AFTER decades of being told to stay covered up in the sun, a group of Australian scientists fear up to 50% of women aged between 16-25 years may be putting themselves at risk of chronic illness and disease because of their lack of sun exposure.
A new Victorian study aims to recruit more than 450 females aged between 16-25 years to find out how much sun is needed to maintain healthy levels of vitamin D naturally without exposing them to the dangers of excess ultra-violet rays.
Clinicians and medical researchers from The Royal Melbourne Hospital and the University of Melbourne today launched the Southern Hemisphere's largest vitamin D study for young women - Safe-D.
They hope the results will help produce better education policies and strategies to safely improve vitamin D status and wellbeing of young Australian women.
Professor John Wark, who works at both organisations, said vitamin D was an essential nutrient for everyone, young and old.
"Vitamin D is necessary for strong bones, muscles and overall health.

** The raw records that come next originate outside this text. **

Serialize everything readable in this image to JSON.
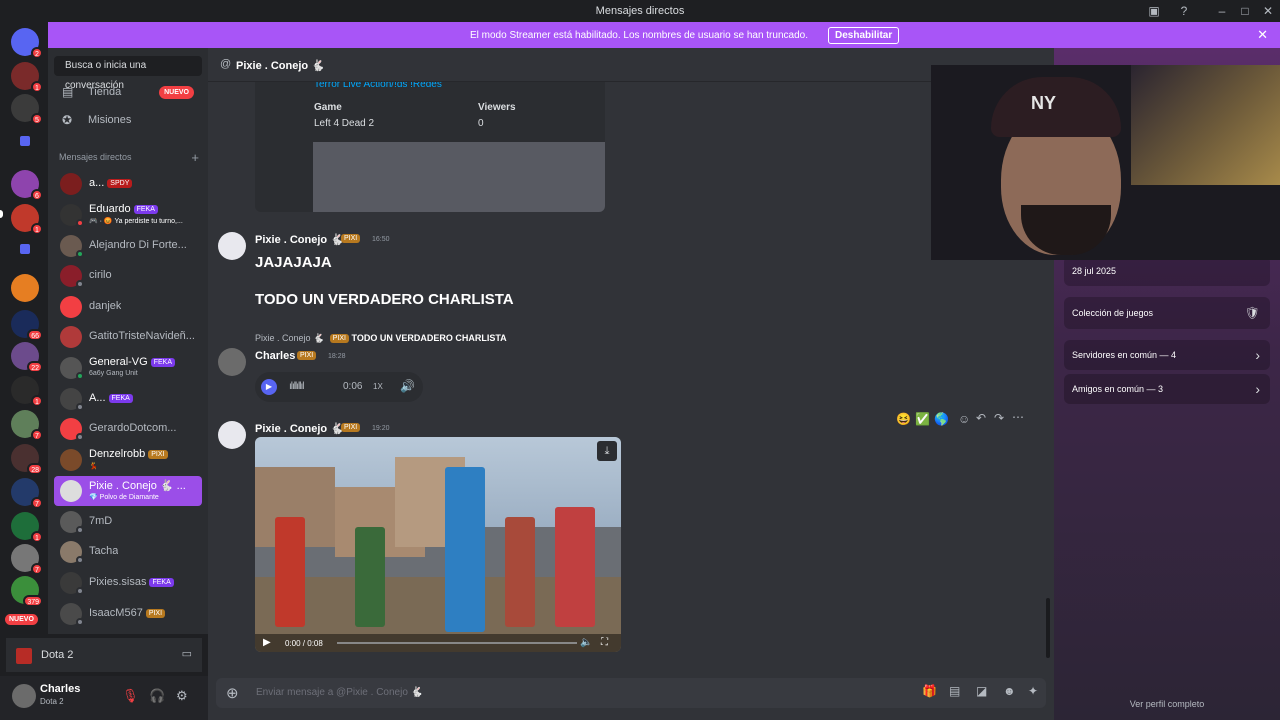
{
  "titlebar": {
    "title": "Mensajes directos"
  },
  "banner": {
    "message": "El modo Streamer está habilitado. Los nombres de usuario se han truncado.",
    "button": "Deshabilitar",
    "close": "✕"
  },
  "rail": {
    "badges": [
      "2",
      "1",
      "5",
      "6",
      "1",
      "66",
      "22",
      "1",
      "7",
      "28",
      "7",
      "1",
      "7",
      "379"
    ],
    "nuevo": "NUEVO"
  },
  "sidebar": {
    "search": "Busca o inicia una conversación",
    "tienda": "Tienda",
    "nuevo_badge": "NUEVO",
    "misiones": "Misiones",
    "dm_header": "Mensajes directos",
    "dms": [
      {
        "name": "a...",
        "tag": "SPDY",
        "sub": ""
      },
      {
        "name": "Eduardo",
        "tag": "FEKA",
        "sub": "🎮 · 😡 Ya perdiste tu turno,..."
      },
      {
        "name": "Alejandro Di Forte...",
        "tag": "",
        "sub": ""
      },
      {
        "name": "cirilo",
        "tag": "",
        "sub": ""
      },
      {
        "name": "danjek",
        "tag": "",
        "sub": ""
      },
      {
        "name": "GatitoTristeNavideñ...",
        "tag": "",
        "sub": ""
      },
      {
        "name": "General-VG",
        "tag": "FEKA",
        "sub": "6a6y Gang Unit"
      },
      {
        "name": "A...",
        "tag": "FEKA",
        "sub": ""
      },
      {
        "name": "GerardoDotcom...",
        "tag": "",
        "sub": ""
      },
      {
        "name": "Denzelrobb",
        "tag": "PIXI",
        "sub": "💃"
      },
      {
        "name": "Pixie . Conejo 🐇 ...",
        "tag": "",
        "sub": "💎 Polvo de Diamante"
      },
      {
        "name": "7mD",
        "tag": "",
        "sub": ""
      },
      {
        "name": "Tacha",
        "tag": "",
        "sub": ""
      },
      {
        "name": "Pixies.sisas",
        "tag": "FEKA",
        "sub": ""
      },
      {
        "name": "IsaacM567",
        "tag": "PIXI",
        "sub": ""
      }
    ],
    "game": "Dota 2"
  },
  "user": {
    "name": "Charles",
    "status": "Dota 2"
  },
  "chat": {
    "header": "Pixie . Conejo 🐇",
    "embed": {
      "title": "Terror Live Action/!ds !Redes",
      "game_label": "Game",
      "game_value": "Left 4 Dead 2",
      "viewers_label": "Viewers",
      "viewers_value": "0"
    },
    "messages": [
      {
        "author": "Pixie . Conejo 🐇",
        "tag": "PIXI",
        "time": "16:50",
        "lines": [
          "JAJAJAJA",
          "TODO UN VERDADERO CHARLISTA"
        ]
      },
      {
        "author": "Charles",
        "tag": "PIXI",
        "time": "18:28",
        "reply_author": "Pixie . Conejo 🐇",
        "reply_tag": "PIXI",
        "reply_text": "TODO UN VERDADERO CHARLISTA"
      },
      {
        "author": "Pixie . Conejo 🐇",
        "tag": "PIXI",
        "time": "19:20"
      }
    ],
    "voice": {
      "duration": "0:06",
      "speed": "1X"
    },
    "video": {
      "time": "0:00 / 0:08"
    },
    "input_placeholder": "Enviar mensaje a @Pixie . Conejo 🐇"
  },
  "profile": {
    "date": "28 jul 2025",
    "games": "Colección de juegos",
    "servers": "Servidores en común — 4",
    "friends": "Amigos en común — 3",
    "full": "Ver perfil completo"
  },
  "colors": {
    "accent": "#a855f7",
    "brand": "#5865f2",
    "danger": "#f23f43"
  }
}
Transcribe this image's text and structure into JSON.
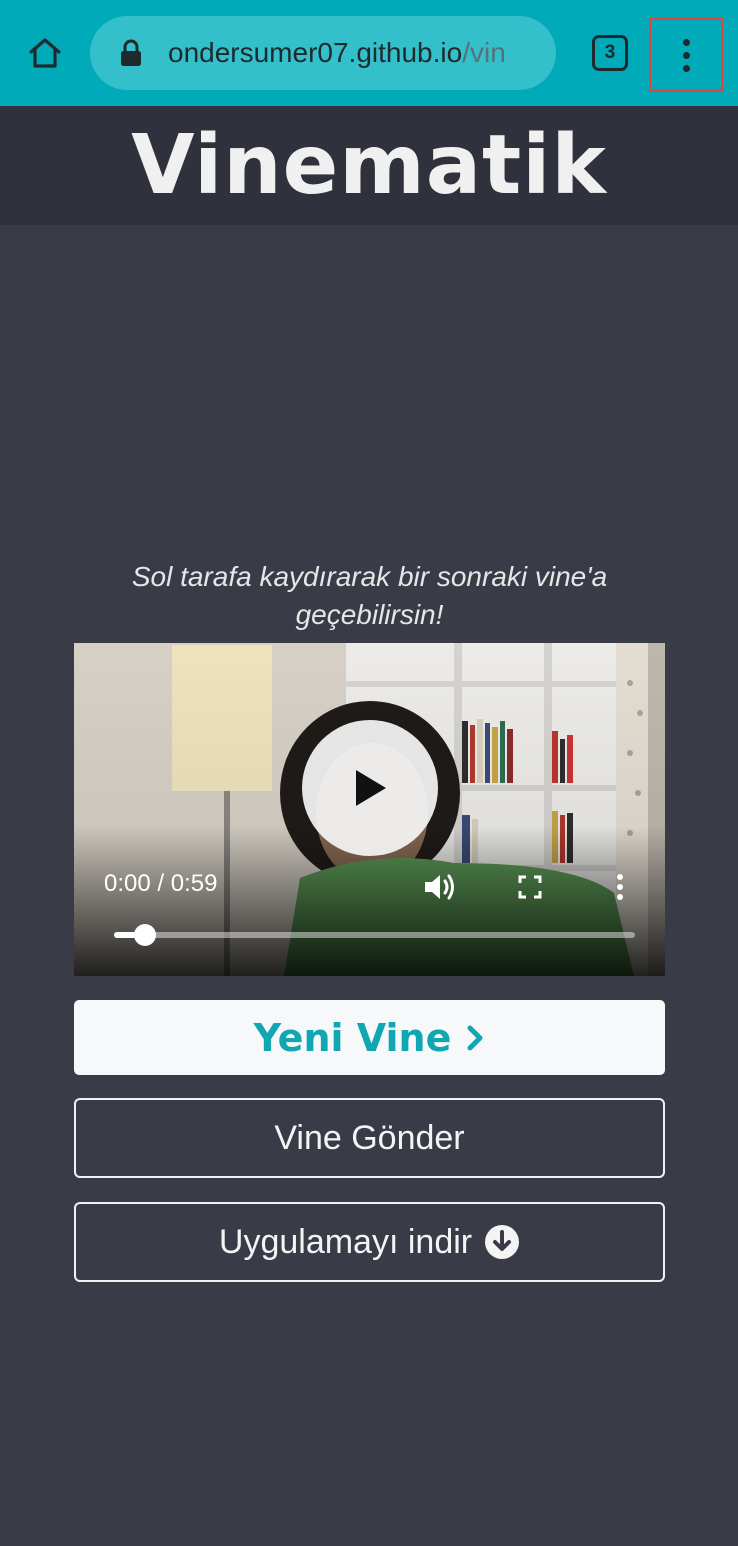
{
  "browser": {
    "url_host": "ondersumer07.github.io",
    "url_path": "/vin",
    "tab_count": "3"
  },
  "site": {
    "title": "Vinematik"
  },
  "instruction": "Sol tarafa kaydırarak bir sonraki vine'a geçebilirsin!",
  "video": {
    "time": "0:00 / 0:59",
    "progress_fraction": 0.06
  },
  "buttons": {
    "new_vine": "Yeni Vine",
    "send_vine": "Vine Gönder",
    "download_app": "Uygulamayı indir"
  },
  "colors": {
    "browser_bar": "#00aab8",
    "page_bg": "#393c47",
    "header_bg": "#2f323c",
    "accent": "#10a6b2"
  },
  "icons": [
    "home-icon",
    "lock-icon",
    "tabs-icon",
    "more-vert-icon",
    "play-icon",
    "volume-icon",
    "fullscreen-icon",
    "chevron-right-icon",
    "download-circle-icon"
  ]
}
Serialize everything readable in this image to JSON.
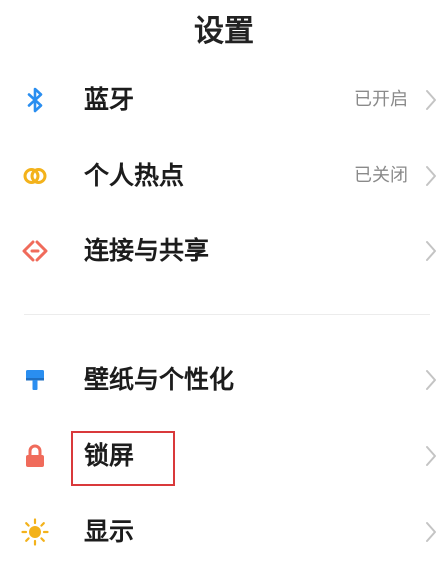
{
  "header": {
    "title": "设置"
  },
  "groups": [
    {
      "items": [
        {
          "label": "蓝牙",
          "status": "已开启",
          "icon": "bluetooth-icon",
          "color": "#2a8ef0"
        },
        {
          "label": "个人热点",
          "status": "已关闭",
          "icon": "hotspot-icon",
          "color": "#f3b21b"
        },
        {
          "label": "连接与共享",
          "status": "",
          "icon": "connection-share-icon",
          "color": "#f06b5b"
        }
      ]
    },
    {
      "items": [
        {
          "label": "壁纸与个性化",
          "status": "",
          "icon": "paintbrush-icon",
          "color": "#2a8ef0"
        },
        {
          "label": "锁屏",
          "status": "",
          "icon": "lock-icon",
          "color": "#f06b5b",
          "highlighted": true
        },
        {
          "label": "显示",
          "status": "",
          "icon": "sun-icon",
          "color": "#f3b21b"
        }
      ]
    }
  ],
  "colors": {
    "highlight": "#d9393b",
    "status_text": "#8a8a8a",
    "chevron": "#c4c4c4"
  }
}
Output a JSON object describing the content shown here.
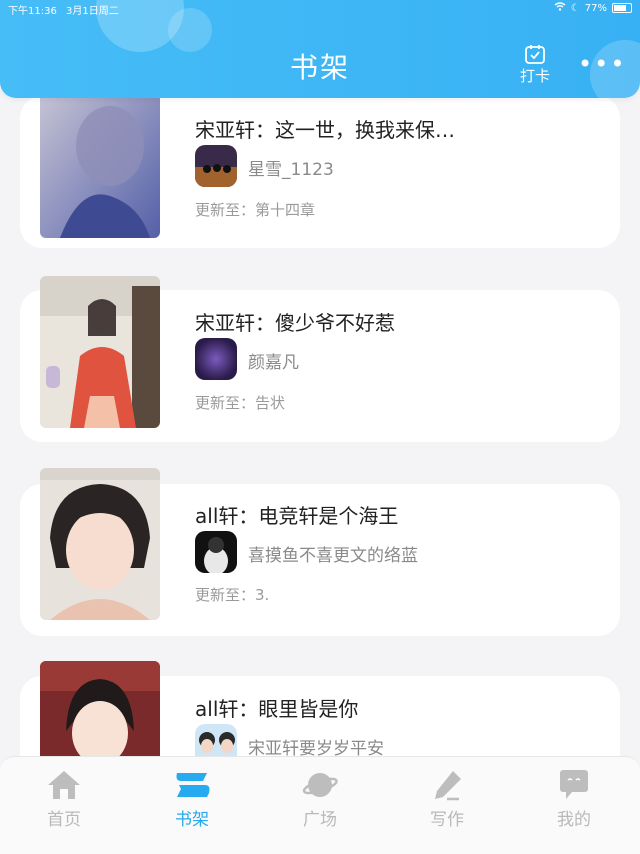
{
  "status_bar": {
    "time": "下午11:36",
    "date": "3月1日周二",
    "battery": "77%"
  },
  "header": {
    "title": "书架",
    "checkin_label": "打卡"
  },
  "books": [
    {
      "title": "宋亚轩：这一世，换我来保…",
      "author": "星雪_1123",
      "update": "更新至：第十四章"
    },
    {
      "title": "宋亚轩：傻少爷不好惹",
      "author": "颜嘉凡",
      "update": "更新至：告状"
    },
    {
      "title": "all轩：电竞轩是个海王",
      "author": "喜摸鱼不喜更文的络蓝",
      "update": "更新至：3."
    },
    {
      "title": "all轩：眼里皆是你",
      "author": "宋亚轩要岁岁平安",
      "update": ""
    }
  ],
  "tabs": [
    {
      "label": "首页",
      "icon": "home-icon"
    },
    {
      "label": "书架",
      "icon": "bookshelf-icon"
    },
    {
      "label": "广场",
      "icon": "planet-icon"
    },
    {
      "label": "写作",
      "icon": "pen-icon"
    },
    {
      "label": "我的",
      "icon": "chat-bubble-icon"
    }
  ],
  "colors": {
    "accent": "#25a9f0",
    "header": "#3fb6f5",
    "inactive": "#b9b9b9"
  }
}
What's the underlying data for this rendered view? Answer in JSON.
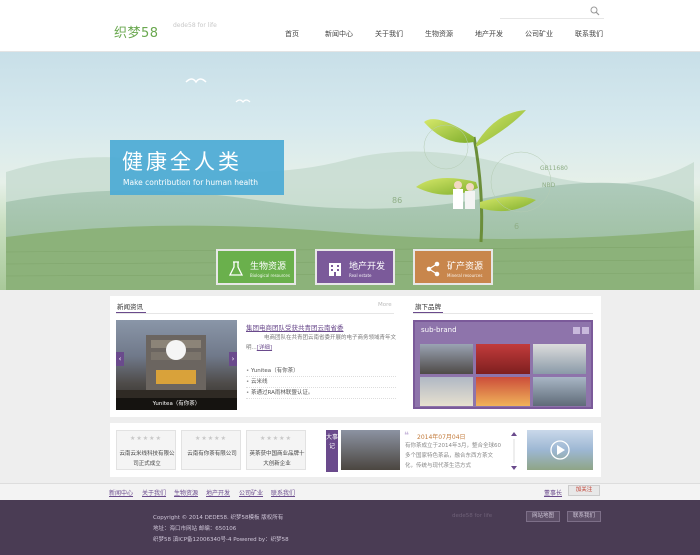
{
  "header": {
    "logo": "织梦58",
    "logo_tagline": "dede58 for life",
    "nav": [
      "首页",
      "新闻中心",
      "关于我们",
      "生物资源",
      "地产开发",
      "公司矿业",
      "联系我们"
    ]
  },
  "banner": {
    "title": "健康全人类",
    "subtitle": "Make contribution for human health",
    "labels": [
      "GB11680",
      "NBD",
      "86",
      "6"
    ],
    "categories": [
      {
        "label": "生物资源",
        "sub": "Biological resources",
        "icon": "flask-icon",
        "color": "#6ab04c"
      },
      {
        "label": "地产开发",
        "sub": "Real estate",
        "icon": "building-icon",
        "color": "#7b5a9a"
      },
      {
        "label": "矿产资源",
        "sub": "Mineral resources",
        "icon": "share-icon",
        "color": "#c8864c"
      }
    ]
  },
  "news": {
    "title": "新闻资讯",
    "more": "More",
    "photo_caption": "Yunitea（有你茶）",
    "headline": "集团电商团队受获共青团云南省委",
    "summary": "电商团队在共青团云南省委开展的电子商务领域青年文明...",
    "summary_more": "[详细]",
    "list": [
      "Yunitea（有你茶）",
      "云米线",
      "茶通过RA雨林联盟认证。"
    ]
  },
  "brand": {
    "title": "旗下品牌",
    "box_title": "sub-brand"
  },
  "partners": [
    {
      "stars": "★★★★★",
      "text": "云南云米线科技有限公司正式成立"
    },
    {
      "stars": "★★★★★",
      "text": "云南有你茶有限公司"
    },
    {
      "stars": "★★★★★",
      "text": "英茶获中国商业品牌十大创新企业"
    }
  ],
  "events": {
    "tag": "大事记",
    "date": "2014年07月04日",
    "text": "有你茶成立于2014年3月，整合全球60多个国家特色茶品，融合东西方茶文化，传统与现代茶生活方式"
  },
  "footer_links": [
    "新闻中心",
    "关于我们",
    "生物资源",
    "地产开发",
    "公司矿业",
    "联系我们"
  ],
  "share": {
    "label": "董事长",
    "follow": "加关注"
  },
  "footer": {
    "copyright": "Copyright © 2014 DEDE58. 织梦58模板 版权所有",
    "address": "地址：海口市网站 邮编：650106",
    "icp": "织梦58 滇ICP备12006340号-4    Powered by：织梦58",
    "brand_text": "dede58 for life",
    "btn_map": "网站地图",
    "btn_contact": "联系我们"
  },
  "colors": {
    "accent": "#6a4a8c",
    "green": "#6ab04c",
    "orange": "#c8864c",
    "banner_blue": "#4caad5"
  }
}
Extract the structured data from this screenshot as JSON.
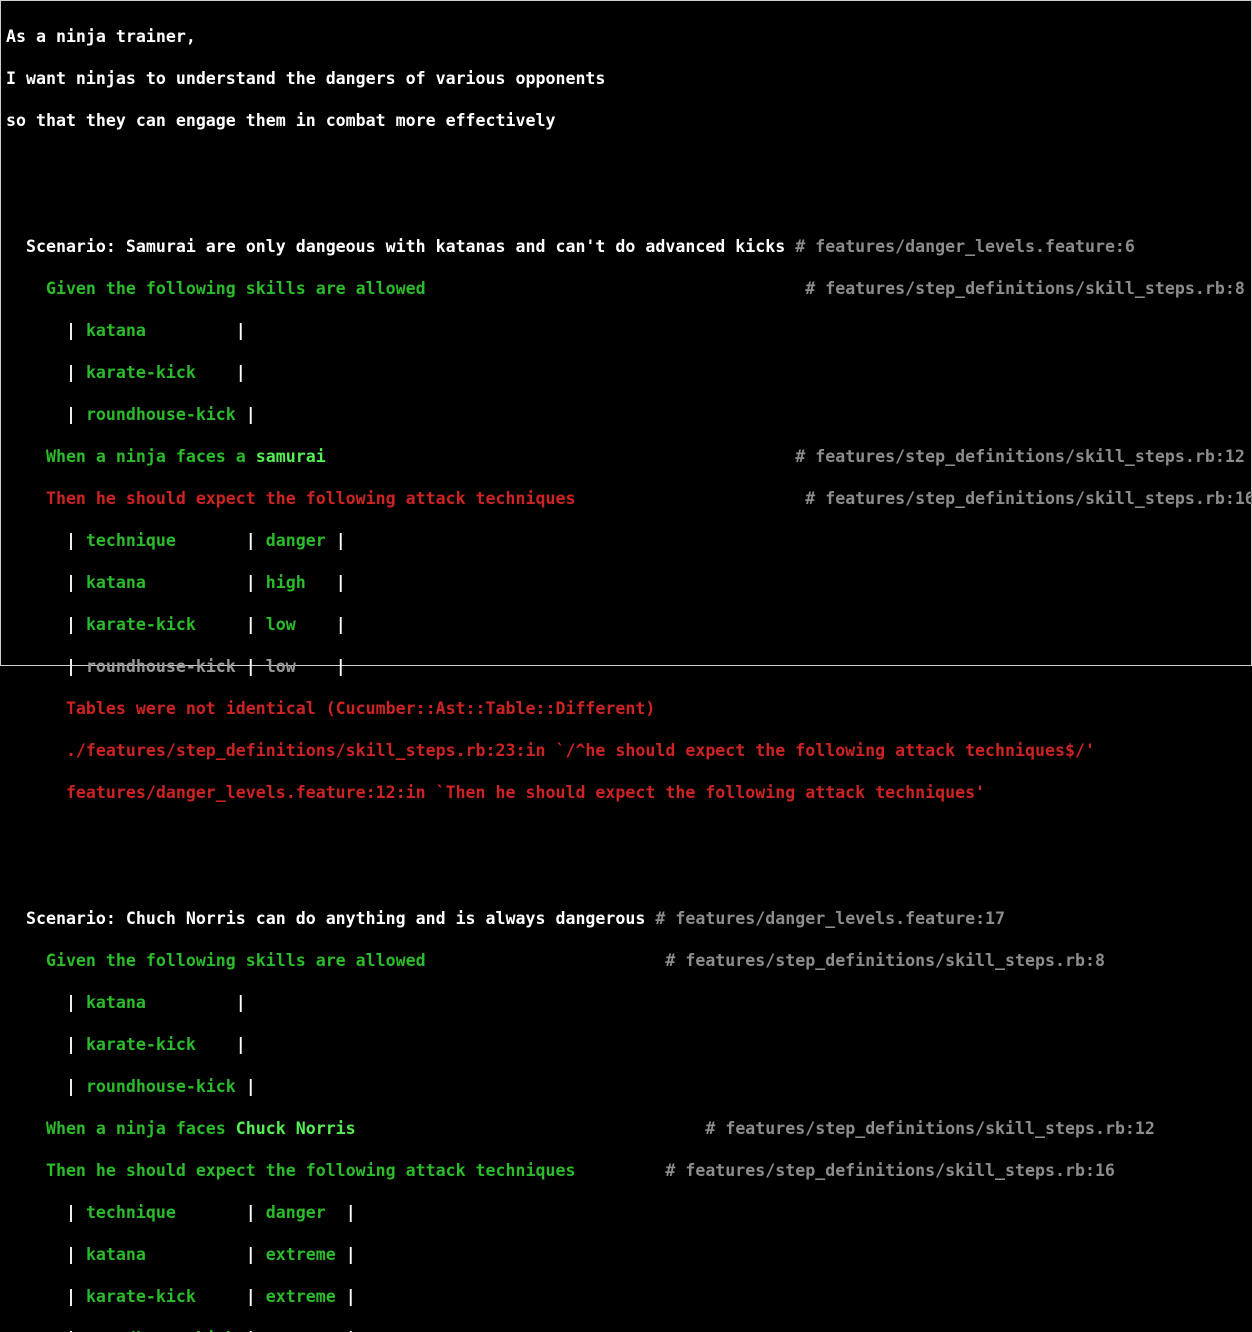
{
  "colors": {
    "background": "#000000",
    "text": "#ffffff",
    "passed": "#2bbb2b",
    "passed_arg": "#55ee55",
    "failed": "#cd2323",
    "comment": "#8c8c8c",
    "skipped": "#9a9a9a"
  },
  "feature": {
    "narrative": [
      "As a ninja trainer,",
      "I want ninjas to understand the dangers of various opponents",
      "so that they can engage them in combat more effectively"
    ]
  },
  "scenario1": {
    "title": "  Scenario: Samurai are only dangeous with katanas and can't do advanced kicks",
    "title_comment": " # features/danger_levels.feature:6",
    "given": "    Given the following skills are allowed                                      ",
    "given_comment": "# features/step_definitions/skill_steps.rb:8",
    "skills_table": [
      {
        "indent": "      ",
        "open": "| ",
        "cell": "katana        ",
        "close": " |"
      },
      {
        "indent": "      ",
        "open": "| ",
        "cell": "karate-kick   ",
        "close": " |"
      },
      {
        "indent": "      ",
        "open": "| ",
        "cell": "roundhouse-kick",
        "close": " |"
      }
    ],
    "when_prefix": "    When a ninja faces a ",
    "when_arg": "samurai",
    "when_pad": "                                               ",
    "when_comment": "# features/step_definitions/skill_steps.rb:12",
    "then": "    Then he should expect the following attack techniques                       ",
    "then_comment": "# features/step_definitions/skill_steps.rb:16",
    "techniques_table": [
      {
        "c1": "technique      ",
        "c2": "danger",
        "c2pad": " ",
        "skipped": false
      },
      {
        "c1": "katana         ",
        "c2": "high",
        "c2pad": "   ",
        "skipped": false
      },
      {
        "c1": "karate-kick    ",
        "c2": "low",
        "c2pad": "    ",
        "skipped": false
      },
      {
        "c1": "roundhouse-kick",
        "c2": "low",
        "c2pad": "    ",
        "skipped": true
      }
    ],
    "error_lines": [
      "      Tables were not identical (Cucumber::Ast::Table::Different)",
      "      ./features/step_definitions/skill_steps.rb:23:in `/^he should expect the following attack techniques$/'",
      "      features/danger_levels.feature:12:in `Then he should expect the following attack techniques'"
    ]
  },
  "scenario2": {
    "title": "  Scenario: Chuch Norris can do anything and is always dangerous",
    "title_comment": " # features/danger_levels.feature:17",
    "given": "    Given the following skills are allowed                        ",
    "given_comment": "# features/step_definitions/skill_steps.rb:8",
    "skills_table": [
      {
        "indent": "      ",
        "open": "| ",
        "cell": "katana        ",
        "close": " |"
      },
      {
        "indent": "      ",
        "open": "| ",
        "cell": "karate-kick   ",
        "close": " |"
      },
      {
        "indent": "      ",
        "open": "| ",
        "cell": "roundhouse-kick",
        "close": " |"
      }
    ],
    "when_prefix": "    When a ninja faces ",
    "when_arg": "Chuck Norris",
    "when_pad": "                                   ",
    "when_comment": "# features/step_definitions/skill_steps.rb:12",
    "then": "    Then he should expect the following attack techniques         ",
    "then_comment": "# features/step_definitions/skill_steps.rb:16",
    "techniques_table": [
      {
        "c1": "technique      ",
        "c2": "danger",
        "c2pad": "  "
      },
      {
        "c1": "katana         ",
        "c2": "extreme",
        "c2pad": " "
      },
      {
        "c1": "karate-kick    ",
        "c2": "extreme",
        "c2pad": " "
      },
      {
        "c1": "roundhouse-kick",
        "c2": "extreme",
        "c2pad": " "
      }
    ]
  }
}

Ultraviolet radiation from the sun is the best natural source of vitamin D, but it is also the main risk factor for skin cancer and premature ageing of the skin," he said.
"A balanced approach to sunlight exposure can help you avoid vitamin D deficiency, which has been linked to many chronic health conditions such as poor bone and muscle health, cardiovascular disease, some cancers and adverse mental health conditions to name only a few.
"In Australia, musculoskeletal disorders cause more disability than any other group of medical conditions, costing the economy $9.15 billion a year.
"This is why we are focusing on young women in the hope that we can intervene early, preventing potential ill-health, economic loss and premature death."
Mr Wark said it was currently recommended that Australians with moderately fair skin expose their arms for 6 to 7 minutes mid morning or mid afternoon during summer/spring or up to 30 minutes during winter outdoors to maintain adequate vitamin D level.